PCR for rifampicin resistance.
Histology of biopsies for caseating granuloma.
Mantoux (aka PPD): a tuberculin skin test. A delayed hypersensitivity response to tuberculin develops from 2-10 weeks after primary infection. Also +ve post BCG vaccination.
Interferon gamma release assays (IGRA): Quantiferon Gold or T-spot. Measures T cell response (IFN-γ release) to TB antigens. More specific than tuberculin skin tests.
Uses and limitations:
Both are around 80% sensitive.
Cannot distinguish between latent and active TB, so especially limited for individuals from endemic regions.
More useful for screening contacts than diagnosis. Mantoux usually first, then confirmed with IGRA, or use IGRA first in those with previous BCG.
Basic bloods – FBC, LFT, U&E – may show systemic and extrapulmonary disease, and are required for baseline values before starting treatment.
Imaging for suspected extrapulmonary TB: CT/MRI (CNS, abdo, bone), US (pericardial, lymph node, GU), XR (bone).

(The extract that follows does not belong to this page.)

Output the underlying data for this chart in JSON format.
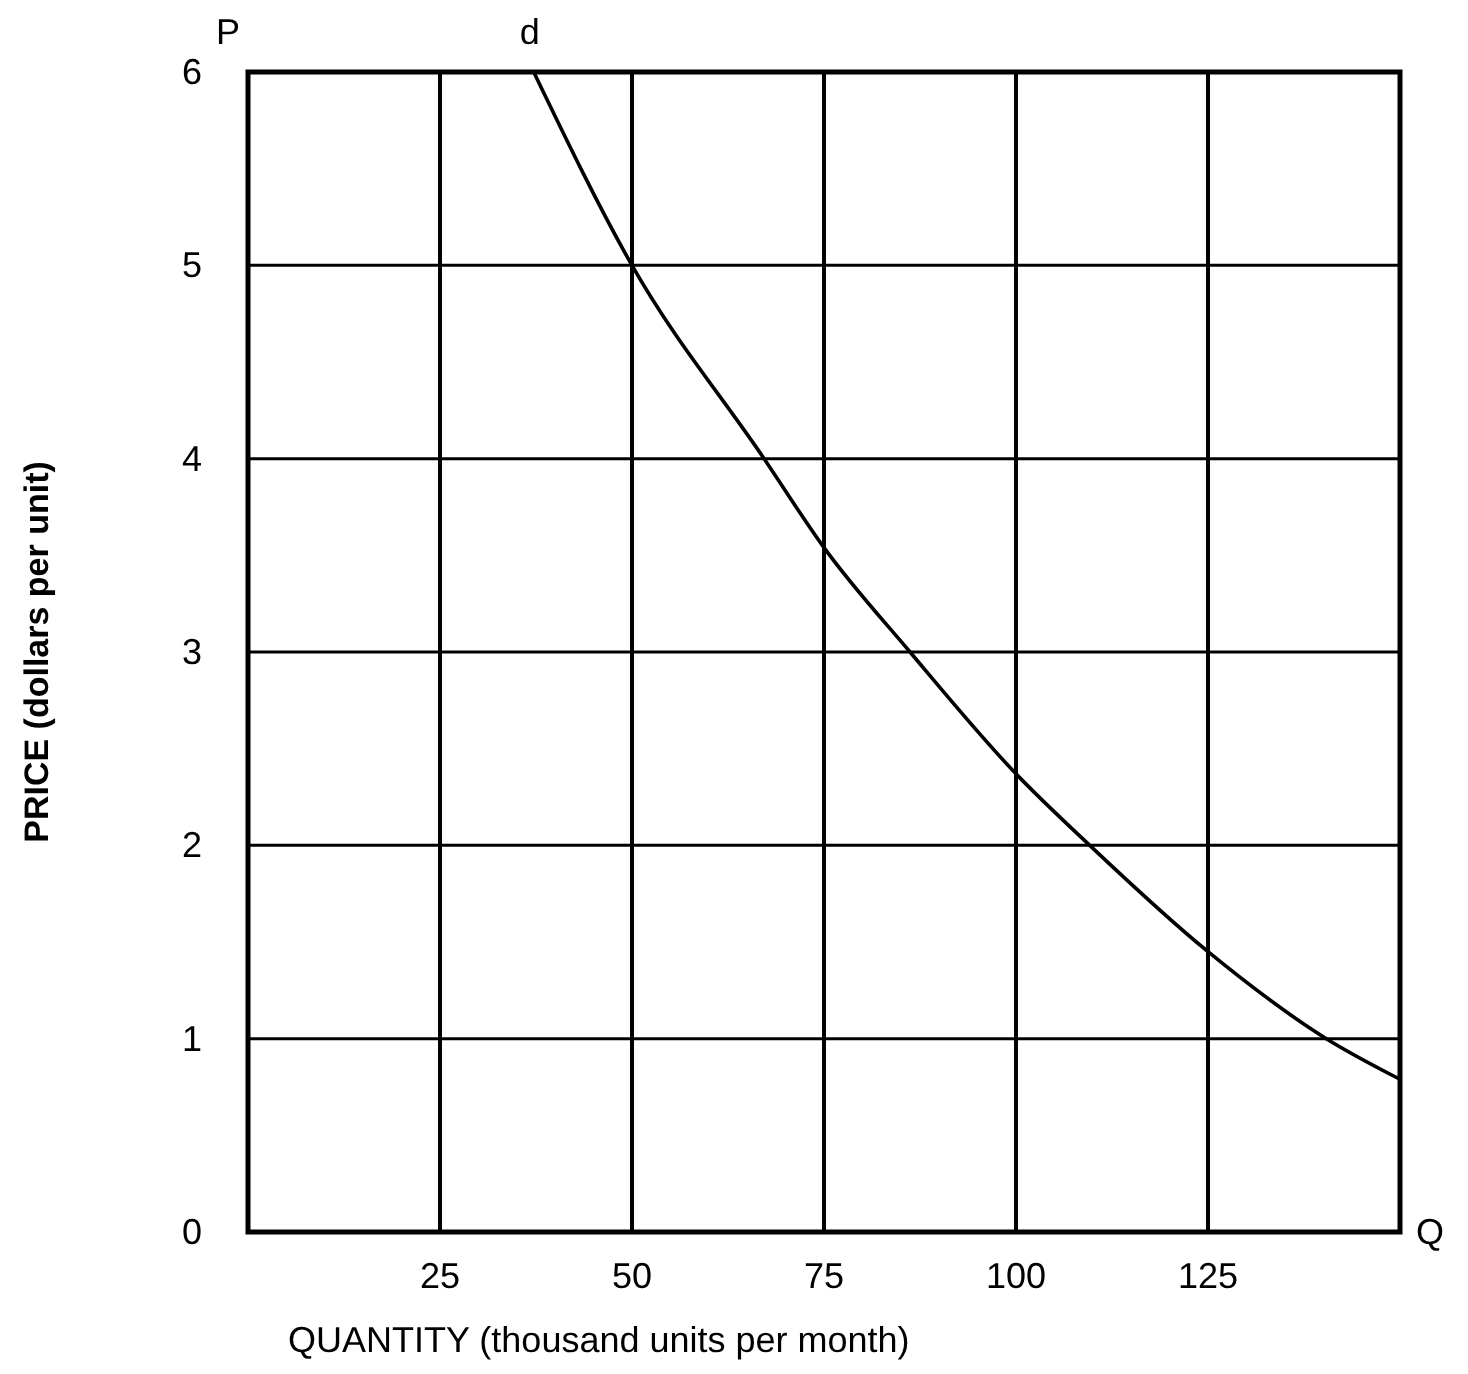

Notify public health authorities.
Screen close contacts.
For pulmonary TB, isolate patient in a single room, ideally negative pressure, for first 2 weeks of treatment. Have them wear mask if they leave the room.
Masks and gowns for healthcare workers are only needed for aerosol-generating procedures like sputum induction or bronchoscopy, or for multidrug-resistant TB.

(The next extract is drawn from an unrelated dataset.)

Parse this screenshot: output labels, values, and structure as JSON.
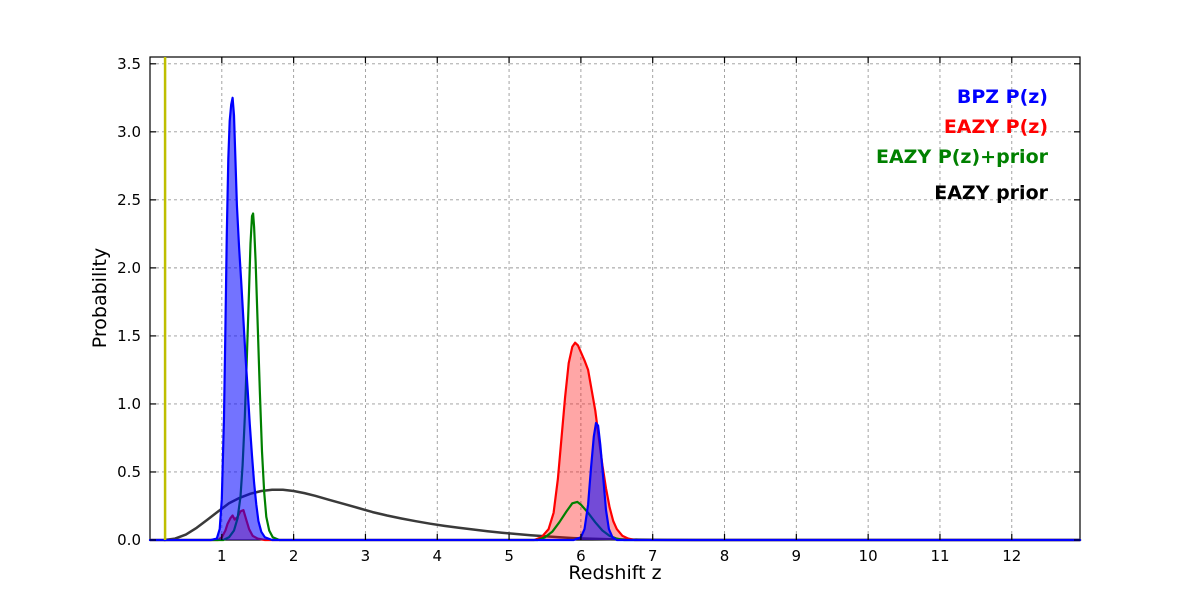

Treat before confirmation by culture if clinical suspicion is high. Consider continuing treatment even if culture is negative but clinical signs are strong.
6 months treatment with RIPE: Rifampicin and Isoniazid throughout, and Pyrazinamide and Ethambutol for the first 2 months (4 for 2, 2 for 4).

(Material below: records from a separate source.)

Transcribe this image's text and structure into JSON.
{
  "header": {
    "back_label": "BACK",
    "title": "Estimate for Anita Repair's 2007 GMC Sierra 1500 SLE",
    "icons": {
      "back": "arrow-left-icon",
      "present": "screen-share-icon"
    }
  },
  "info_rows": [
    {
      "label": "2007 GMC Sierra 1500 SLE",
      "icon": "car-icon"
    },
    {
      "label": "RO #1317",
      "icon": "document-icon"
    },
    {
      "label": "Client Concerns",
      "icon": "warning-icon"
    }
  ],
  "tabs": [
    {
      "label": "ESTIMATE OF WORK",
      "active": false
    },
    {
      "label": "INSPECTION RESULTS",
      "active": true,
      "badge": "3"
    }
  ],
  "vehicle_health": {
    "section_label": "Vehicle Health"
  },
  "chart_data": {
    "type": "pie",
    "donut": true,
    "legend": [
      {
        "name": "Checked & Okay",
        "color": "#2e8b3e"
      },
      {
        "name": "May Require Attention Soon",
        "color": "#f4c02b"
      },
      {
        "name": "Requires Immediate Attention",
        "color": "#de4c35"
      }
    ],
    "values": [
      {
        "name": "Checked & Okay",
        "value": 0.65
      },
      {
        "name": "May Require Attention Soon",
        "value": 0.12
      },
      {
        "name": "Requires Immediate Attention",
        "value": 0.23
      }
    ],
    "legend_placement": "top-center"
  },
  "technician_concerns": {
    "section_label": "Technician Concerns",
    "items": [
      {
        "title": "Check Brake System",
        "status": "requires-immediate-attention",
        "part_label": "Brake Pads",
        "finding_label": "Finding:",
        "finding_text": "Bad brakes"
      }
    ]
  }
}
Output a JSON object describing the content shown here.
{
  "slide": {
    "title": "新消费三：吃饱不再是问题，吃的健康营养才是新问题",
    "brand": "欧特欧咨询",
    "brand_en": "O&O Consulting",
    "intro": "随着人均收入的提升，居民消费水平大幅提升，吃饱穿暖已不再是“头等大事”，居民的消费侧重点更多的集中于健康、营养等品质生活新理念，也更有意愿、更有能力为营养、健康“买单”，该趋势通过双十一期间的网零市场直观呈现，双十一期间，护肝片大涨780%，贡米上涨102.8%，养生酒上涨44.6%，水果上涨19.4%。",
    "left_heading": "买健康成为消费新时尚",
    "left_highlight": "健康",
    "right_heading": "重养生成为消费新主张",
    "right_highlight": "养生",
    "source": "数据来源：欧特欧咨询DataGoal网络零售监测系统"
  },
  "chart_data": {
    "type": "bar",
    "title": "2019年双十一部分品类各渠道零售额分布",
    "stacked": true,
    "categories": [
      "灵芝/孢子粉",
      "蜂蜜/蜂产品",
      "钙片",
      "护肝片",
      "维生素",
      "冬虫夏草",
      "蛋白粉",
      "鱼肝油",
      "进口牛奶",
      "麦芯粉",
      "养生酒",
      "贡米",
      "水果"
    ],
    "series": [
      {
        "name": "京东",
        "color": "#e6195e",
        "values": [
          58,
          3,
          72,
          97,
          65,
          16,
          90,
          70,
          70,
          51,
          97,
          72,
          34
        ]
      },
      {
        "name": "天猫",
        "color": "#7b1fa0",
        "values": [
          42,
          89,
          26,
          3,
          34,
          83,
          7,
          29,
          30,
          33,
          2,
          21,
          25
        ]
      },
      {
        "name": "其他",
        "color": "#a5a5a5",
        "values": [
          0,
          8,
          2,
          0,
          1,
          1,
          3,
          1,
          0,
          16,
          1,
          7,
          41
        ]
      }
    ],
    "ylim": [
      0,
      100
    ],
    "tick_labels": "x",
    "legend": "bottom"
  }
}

Add further 6 months of dual therapy for meningeal TB.
Add steroids for meningeal and pericardial disease.
Consider directly observed therapy (DOT) to increase adherence.
Offer treatment to those with latent infection plus any 1 of:
Close contacts with active TB.
At high risk of progression to active TV: immunosuppressed, aged <5 years, alcoholic, IVDU, diabetes, or CKD
Immigrants from high incidence countries.
3 months isoniazid + rifampicin.
6 months isoniazid monotherapy if need to avoid rifampicin e.g. on antiretrovirals.
Mantoux/IGRA screening for:
Healthcare workers who are unvaccinated or from high incidence countries.
Close contacts (household, partner) of people with active TB.
Immigrants from high incidence countries.
If -ve, give BCG.
If +ve, assess for active TB and treat latent/active TB as needed.
In older immigrants, benefits of BCG (if age >35) and latent TB treatment (if age >65) may be smaller so are not routinely indicated.
Reduces infection risk by 25% and active TB risk by 70% (in children).
In addition to those identified through screening, give to children at risk i.e. high risk UK areas, family from high risk countries.
Also offer to those at risk through occupational exposure e.g. vets who handle TB-prone animals, prison staff, long-term foreign travellers.
Side effects of TB medication
Rifampicin: hepatitis (so stop if ↑BR), orange urine/tears, P450 inducer (inactivates warfarin and contraceptive pill), flu-like symptoms.
Isoniazid: hepatitis, agranulocytosis, P450 inhibitor. Peripheral neuropathy can result from pyridoxine depletion, so give supplements to all.
Ethambutol: optic neuritis. Colour vision goes first, so check it using Ishihara charts before starting.
Pyrazinamide: hepatitis, arthralgia.